The Long Coiled Cord
10-07-20 // Uncategorized - Georgia
Katie Mitchell

I put my mask over my face and stand near the door of the suburban AT&T store while the employee walks to the back to get my new phone for me. My old one stopped working reliably, and after a few clicks online, I am here in the store to get a new one. I reach my arm to the outstretched hand of the employee as we catch eye contact to connect behind our masked faces.
In another time and another place, I can remember my grandmother’s yellow rotary phone that hung on the edge of the wall at the end of her kitchen. After dinner on Friday nights, she’d take the long coiled cord and reach it all the way to the couch, as far as it would stretch, where she’d talk to our family in Dallas. I’d listen to their back and forth, the musicality of her southern speech, pauses between her own pieces of a story. These talks would last for hours, lifetimes of memories they kept alive across eight hundred miles with a long coiled cord.
But now we have tiny screens in the palms of our hands instead, and I can’t sleep. I wake in a panic in the early morning hours to toss and turn and eventually doze off again only to wake an hour later, stumble to the coffee maker, and read a daily email alert from my hand. I see numbers (138,737) and phrases (surge of cases, exponential growth). A deluge of information I am supposed to use to make the best decisions possible. But lately that decision doesn’t feel like a choice at all but paralysis instead. Like an animal prey, I am frozen and hoping if I spend long enough in stillness, this invisible predator won’t see me.
The chimes begin ringing by 8am, and my relationships are held up with these short bursts of communication and fractured conversations. Instead of my grandmother’s meandering talks on her yellow rotary phone, my friends and I pick up the thread from days or hours before and answer one another in broken patches of time stolen from our own spinning lives. All of our biggest fears and confusions are distilled in a few lines of text on a screen, but we have learned to make sense of them and now they become lifelines, little houses made of string to shelter us.
I break the rules sometimes and stand too close to my neighbor as we watch our kids play in the creek that runs behind our suburban Atlanta subdivision. She sits in her folding camping chair next to mine with her one breast, waiting on the hospital to find time in their schedule to place the spacer that will make room for her second one, a cancer treatment plan paused in the midst of its reconstruction. We can hardly see the kids through the thick green leaves, but we listen for any cries or scrapes or bruises we need to tend to. We offer bug spray and watch for snakes in the rocky creek bed. We joke about the terrors that 2020 brought while our kids get muddy and build a fort in the clearing beyond where we sit.

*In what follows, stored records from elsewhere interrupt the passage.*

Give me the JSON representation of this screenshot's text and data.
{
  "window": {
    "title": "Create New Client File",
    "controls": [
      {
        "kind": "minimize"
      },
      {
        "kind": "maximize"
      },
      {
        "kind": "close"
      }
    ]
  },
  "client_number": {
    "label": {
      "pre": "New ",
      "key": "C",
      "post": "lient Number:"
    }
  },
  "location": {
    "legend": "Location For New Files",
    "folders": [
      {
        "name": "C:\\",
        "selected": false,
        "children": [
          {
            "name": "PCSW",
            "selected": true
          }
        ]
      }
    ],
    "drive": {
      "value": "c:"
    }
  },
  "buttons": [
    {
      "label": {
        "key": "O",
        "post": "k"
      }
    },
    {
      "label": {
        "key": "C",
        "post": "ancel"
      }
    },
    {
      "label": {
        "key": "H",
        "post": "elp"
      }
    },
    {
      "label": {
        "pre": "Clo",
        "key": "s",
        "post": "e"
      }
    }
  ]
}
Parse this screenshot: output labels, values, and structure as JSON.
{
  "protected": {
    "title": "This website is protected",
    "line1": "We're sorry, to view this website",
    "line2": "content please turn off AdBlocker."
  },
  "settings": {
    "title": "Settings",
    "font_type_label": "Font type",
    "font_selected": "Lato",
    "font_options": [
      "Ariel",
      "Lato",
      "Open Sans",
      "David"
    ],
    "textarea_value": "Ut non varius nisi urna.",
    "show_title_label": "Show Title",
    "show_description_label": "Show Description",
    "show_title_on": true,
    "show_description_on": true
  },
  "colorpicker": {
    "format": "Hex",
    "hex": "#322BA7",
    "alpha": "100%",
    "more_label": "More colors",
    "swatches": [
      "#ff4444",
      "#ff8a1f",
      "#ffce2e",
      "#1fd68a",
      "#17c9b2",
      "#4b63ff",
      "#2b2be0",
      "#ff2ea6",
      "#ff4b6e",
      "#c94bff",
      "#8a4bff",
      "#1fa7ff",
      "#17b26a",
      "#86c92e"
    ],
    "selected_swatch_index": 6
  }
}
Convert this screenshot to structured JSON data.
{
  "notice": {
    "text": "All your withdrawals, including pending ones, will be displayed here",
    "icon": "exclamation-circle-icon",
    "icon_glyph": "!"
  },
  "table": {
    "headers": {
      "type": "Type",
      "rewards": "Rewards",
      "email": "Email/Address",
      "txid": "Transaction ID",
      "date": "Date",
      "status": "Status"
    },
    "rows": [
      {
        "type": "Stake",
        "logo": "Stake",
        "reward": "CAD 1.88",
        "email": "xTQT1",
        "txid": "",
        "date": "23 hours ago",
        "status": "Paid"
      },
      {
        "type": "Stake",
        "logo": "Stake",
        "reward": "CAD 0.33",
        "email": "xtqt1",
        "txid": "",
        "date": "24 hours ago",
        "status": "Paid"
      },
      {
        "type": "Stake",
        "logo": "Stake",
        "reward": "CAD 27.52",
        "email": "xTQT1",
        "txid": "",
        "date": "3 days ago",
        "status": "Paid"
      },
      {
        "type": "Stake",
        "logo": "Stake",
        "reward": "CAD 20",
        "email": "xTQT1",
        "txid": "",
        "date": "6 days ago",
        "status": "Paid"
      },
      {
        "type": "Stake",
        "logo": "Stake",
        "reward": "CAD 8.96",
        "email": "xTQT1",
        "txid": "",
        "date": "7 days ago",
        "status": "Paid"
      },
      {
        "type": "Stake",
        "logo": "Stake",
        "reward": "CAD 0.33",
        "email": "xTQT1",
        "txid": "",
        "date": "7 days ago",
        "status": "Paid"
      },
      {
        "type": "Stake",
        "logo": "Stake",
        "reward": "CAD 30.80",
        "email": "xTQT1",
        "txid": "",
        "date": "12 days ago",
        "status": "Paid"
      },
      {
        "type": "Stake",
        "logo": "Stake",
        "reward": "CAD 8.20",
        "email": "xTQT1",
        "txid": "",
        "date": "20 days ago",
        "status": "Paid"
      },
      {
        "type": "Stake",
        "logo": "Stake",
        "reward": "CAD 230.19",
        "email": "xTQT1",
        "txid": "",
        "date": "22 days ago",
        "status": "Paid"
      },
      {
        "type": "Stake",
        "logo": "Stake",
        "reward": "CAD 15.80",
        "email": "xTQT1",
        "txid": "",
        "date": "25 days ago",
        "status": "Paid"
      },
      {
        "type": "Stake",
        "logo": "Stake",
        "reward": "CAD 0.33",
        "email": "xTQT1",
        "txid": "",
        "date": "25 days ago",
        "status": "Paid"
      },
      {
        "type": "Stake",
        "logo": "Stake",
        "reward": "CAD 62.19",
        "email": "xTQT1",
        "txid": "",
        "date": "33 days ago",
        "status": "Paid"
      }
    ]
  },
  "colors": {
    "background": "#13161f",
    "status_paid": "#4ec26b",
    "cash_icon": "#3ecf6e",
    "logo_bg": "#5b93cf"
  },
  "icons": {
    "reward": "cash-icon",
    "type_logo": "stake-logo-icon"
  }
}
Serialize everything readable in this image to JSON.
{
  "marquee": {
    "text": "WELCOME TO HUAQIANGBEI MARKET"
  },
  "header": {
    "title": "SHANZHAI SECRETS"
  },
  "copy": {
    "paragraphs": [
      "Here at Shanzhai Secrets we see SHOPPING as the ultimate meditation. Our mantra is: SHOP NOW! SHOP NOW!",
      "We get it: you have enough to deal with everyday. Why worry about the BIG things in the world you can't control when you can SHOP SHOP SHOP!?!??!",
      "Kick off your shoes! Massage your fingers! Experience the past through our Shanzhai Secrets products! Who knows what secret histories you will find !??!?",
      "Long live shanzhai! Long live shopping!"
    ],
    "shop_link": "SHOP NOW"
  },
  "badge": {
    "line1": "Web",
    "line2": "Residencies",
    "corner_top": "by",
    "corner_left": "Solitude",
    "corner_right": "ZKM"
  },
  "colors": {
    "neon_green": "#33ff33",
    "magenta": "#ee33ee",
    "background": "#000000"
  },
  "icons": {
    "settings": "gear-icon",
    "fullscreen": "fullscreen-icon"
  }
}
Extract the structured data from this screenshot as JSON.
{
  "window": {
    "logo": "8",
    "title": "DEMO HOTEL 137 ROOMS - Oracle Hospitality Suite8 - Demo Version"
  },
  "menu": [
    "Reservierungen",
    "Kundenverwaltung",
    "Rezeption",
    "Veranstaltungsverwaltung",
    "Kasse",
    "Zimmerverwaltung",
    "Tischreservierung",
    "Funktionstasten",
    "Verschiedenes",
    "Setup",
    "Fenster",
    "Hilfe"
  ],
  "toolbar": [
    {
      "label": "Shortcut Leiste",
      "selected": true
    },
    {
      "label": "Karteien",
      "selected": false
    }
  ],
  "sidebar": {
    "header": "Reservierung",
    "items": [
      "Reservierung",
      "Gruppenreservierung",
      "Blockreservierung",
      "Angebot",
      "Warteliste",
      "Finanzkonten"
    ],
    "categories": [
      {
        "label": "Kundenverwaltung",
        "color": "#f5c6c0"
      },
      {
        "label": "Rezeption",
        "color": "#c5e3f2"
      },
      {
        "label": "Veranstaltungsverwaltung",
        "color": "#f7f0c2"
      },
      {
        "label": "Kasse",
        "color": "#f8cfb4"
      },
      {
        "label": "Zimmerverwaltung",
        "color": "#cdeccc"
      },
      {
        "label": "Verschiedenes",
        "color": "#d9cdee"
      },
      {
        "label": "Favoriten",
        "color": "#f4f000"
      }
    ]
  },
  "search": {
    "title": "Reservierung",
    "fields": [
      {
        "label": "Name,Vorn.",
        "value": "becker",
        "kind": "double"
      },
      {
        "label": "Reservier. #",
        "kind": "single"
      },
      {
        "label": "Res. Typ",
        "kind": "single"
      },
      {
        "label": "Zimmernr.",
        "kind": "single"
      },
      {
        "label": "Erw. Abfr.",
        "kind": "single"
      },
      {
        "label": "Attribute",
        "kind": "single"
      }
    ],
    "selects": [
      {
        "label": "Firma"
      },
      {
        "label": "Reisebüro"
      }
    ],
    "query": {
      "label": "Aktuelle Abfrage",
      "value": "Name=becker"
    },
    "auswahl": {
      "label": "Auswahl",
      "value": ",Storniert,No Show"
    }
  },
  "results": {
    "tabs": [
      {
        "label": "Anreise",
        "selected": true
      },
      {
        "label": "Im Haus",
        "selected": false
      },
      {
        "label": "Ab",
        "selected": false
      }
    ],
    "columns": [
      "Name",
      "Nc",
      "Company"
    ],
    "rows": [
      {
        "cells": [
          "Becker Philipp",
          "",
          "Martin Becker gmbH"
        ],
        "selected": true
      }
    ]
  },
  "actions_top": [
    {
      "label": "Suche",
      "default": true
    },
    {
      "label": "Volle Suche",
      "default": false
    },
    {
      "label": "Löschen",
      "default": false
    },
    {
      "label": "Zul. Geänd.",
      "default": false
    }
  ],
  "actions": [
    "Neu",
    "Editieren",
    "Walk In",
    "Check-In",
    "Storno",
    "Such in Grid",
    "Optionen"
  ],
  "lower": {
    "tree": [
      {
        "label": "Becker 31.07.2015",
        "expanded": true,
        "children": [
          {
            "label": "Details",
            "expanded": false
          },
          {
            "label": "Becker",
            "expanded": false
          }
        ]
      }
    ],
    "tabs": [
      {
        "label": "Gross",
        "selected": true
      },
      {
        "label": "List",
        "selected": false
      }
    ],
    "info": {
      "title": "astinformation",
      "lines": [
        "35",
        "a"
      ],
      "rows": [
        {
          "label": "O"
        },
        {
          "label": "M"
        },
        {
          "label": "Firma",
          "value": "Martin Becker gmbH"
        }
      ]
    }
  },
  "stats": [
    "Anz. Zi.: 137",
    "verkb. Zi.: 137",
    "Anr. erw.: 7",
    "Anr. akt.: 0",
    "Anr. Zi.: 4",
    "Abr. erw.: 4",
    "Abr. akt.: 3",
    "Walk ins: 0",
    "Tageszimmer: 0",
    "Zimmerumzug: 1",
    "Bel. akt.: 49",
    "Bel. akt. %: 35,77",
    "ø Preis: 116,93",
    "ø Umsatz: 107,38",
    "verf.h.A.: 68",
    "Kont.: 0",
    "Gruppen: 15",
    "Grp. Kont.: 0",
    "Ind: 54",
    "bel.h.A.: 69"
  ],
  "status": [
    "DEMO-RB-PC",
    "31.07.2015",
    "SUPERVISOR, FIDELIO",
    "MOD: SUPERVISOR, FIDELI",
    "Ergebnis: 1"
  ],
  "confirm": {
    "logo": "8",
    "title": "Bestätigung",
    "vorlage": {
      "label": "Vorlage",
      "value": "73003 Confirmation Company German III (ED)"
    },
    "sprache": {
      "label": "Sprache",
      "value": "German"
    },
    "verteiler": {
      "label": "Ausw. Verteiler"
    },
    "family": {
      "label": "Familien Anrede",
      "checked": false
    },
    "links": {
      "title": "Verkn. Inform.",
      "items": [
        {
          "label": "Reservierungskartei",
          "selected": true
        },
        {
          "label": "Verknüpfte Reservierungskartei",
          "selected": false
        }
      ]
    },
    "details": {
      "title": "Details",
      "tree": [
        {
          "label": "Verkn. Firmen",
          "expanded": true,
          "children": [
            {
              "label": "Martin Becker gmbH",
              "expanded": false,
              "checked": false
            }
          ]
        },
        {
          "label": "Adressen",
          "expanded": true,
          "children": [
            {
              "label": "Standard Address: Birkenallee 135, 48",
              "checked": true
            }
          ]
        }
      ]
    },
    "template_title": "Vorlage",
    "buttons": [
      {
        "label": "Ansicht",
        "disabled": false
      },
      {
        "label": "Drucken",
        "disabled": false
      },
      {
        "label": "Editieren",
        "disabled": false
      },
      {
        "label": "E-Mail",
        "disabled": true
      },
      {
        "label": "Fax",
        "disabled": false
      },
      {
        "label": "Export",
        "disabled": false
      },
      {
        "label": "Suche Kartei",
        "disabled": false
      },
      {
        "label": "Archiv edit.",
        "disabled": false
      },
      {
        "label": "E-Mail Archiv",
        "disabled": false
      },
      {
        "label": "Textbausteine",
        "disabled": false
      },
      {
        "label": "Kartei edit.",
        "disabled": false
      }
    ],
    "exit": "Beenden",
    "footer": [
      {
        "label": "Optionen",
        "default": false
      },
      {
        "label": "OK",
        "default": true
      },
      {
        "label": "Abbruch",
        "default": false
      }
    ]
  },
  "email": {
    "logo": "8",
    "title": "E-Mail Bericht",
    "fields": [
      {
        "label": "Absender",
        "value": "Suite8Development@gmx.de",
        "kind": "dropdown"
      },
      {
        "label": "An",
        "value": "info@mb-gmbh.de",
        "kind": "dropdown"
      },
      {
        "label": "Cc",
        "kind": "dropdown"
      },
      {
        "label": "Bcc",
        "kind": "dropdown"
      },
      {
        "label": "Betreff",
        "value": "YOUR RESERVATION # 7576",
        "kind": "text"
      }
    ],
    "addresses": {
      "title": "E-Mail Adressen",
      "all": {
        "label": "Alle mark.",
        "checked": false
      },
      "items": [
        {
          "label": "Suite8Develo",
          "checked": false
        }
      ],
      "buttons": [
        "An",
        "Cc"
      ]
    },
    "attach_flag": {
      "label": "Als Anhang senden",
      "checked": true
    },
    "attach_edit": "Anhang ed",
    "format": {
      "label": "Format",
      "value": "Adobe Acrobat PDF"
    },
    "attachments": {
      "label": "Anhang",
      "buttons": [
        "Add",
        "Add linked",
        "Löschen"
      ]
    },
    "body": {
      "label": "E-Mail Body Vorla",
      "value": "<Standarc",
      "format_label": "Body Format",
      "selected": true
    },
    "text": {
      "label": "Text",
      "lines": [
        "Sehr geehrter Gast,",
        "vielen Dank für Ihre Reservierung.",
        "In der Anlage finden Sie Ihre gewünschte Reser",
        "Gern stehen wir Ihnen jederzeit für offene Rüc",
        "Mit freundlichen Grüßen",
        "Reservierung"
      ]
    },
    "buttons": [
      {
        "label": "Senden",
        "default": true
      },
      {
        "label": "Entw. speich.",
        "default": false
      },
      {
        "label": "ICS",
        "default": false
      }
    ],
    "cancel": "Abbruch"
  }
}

I recite the list of what I’m craving right now: vacations, laughs with coworkers, hugs, a restaurant table with friends, grocery shopping without a mask on. Or maybe what I miss is creek beds and rotary phones. Or clotheslines and piles of cousins with legs stacked on top of each other on the cool cement of a shaded porch. I miss a childhood and a lifetime unmarred by this. But now my own kids wake early talking about this creek they’ve discovered. They beg to stay all day to dig and stack rocks and build forts. Everyday feels like a repeat of the one before, and I wash their feral hands and feet with the water hose before they walk in the house again. As much as I feel an ache for normal, I wonder if one day they will ache for this instead. The summer that time forgot.
As a mother, I cannot find the ground in every moment. This space sometimes feels like a tight cage, and sometimes it is nothing but wide open space with no boundaries at all. I need the spiritual equivalent of a rotary phone that can stretch its long coiled cord and take me all the way back to what we were before this mess, and I know that will never come. Instead I am pushed off a ledge into whatever comes next, and I can’t feel where the edge is, where this will end.
But tonight, the tiny screen in my palm is working again, and it will have to do for now, with all of its fragmented pieces and conversations. The kids roll in after a few days with their father, and my house is busy again. A line of homegrown tomatoes rests on our window sill, the first ones of the season. When it’s almost time for dinner, I take one from the window, red and round and smelling like sunshine.
Memories are held in that smell. Barefoot afternoons on the cool concrete of a shaded porch. Clotheslines and box forts. Ears of fresh corn. Cicadas loud in the thick humidity of a summer afternoon. Cold creek water. I slice this one, in my kitchen decades away from those moments, and I feel it, that glimmer of what we were before. I taste the burst of sharpness on my tongue, and it is every summer that came before, all the years when things were different.
Tonight we bake a strawberry cake like it’s a celebration but for no reason at all. I watch my daughter’s little fingers place each strawberry on top of the batter one at a time. My phone plays music on the speaker. The strange new boundaries and borders of my life fade in the distance where I cannot see them, and the three of us are here together. In this moment, I forget what I don’t want to know.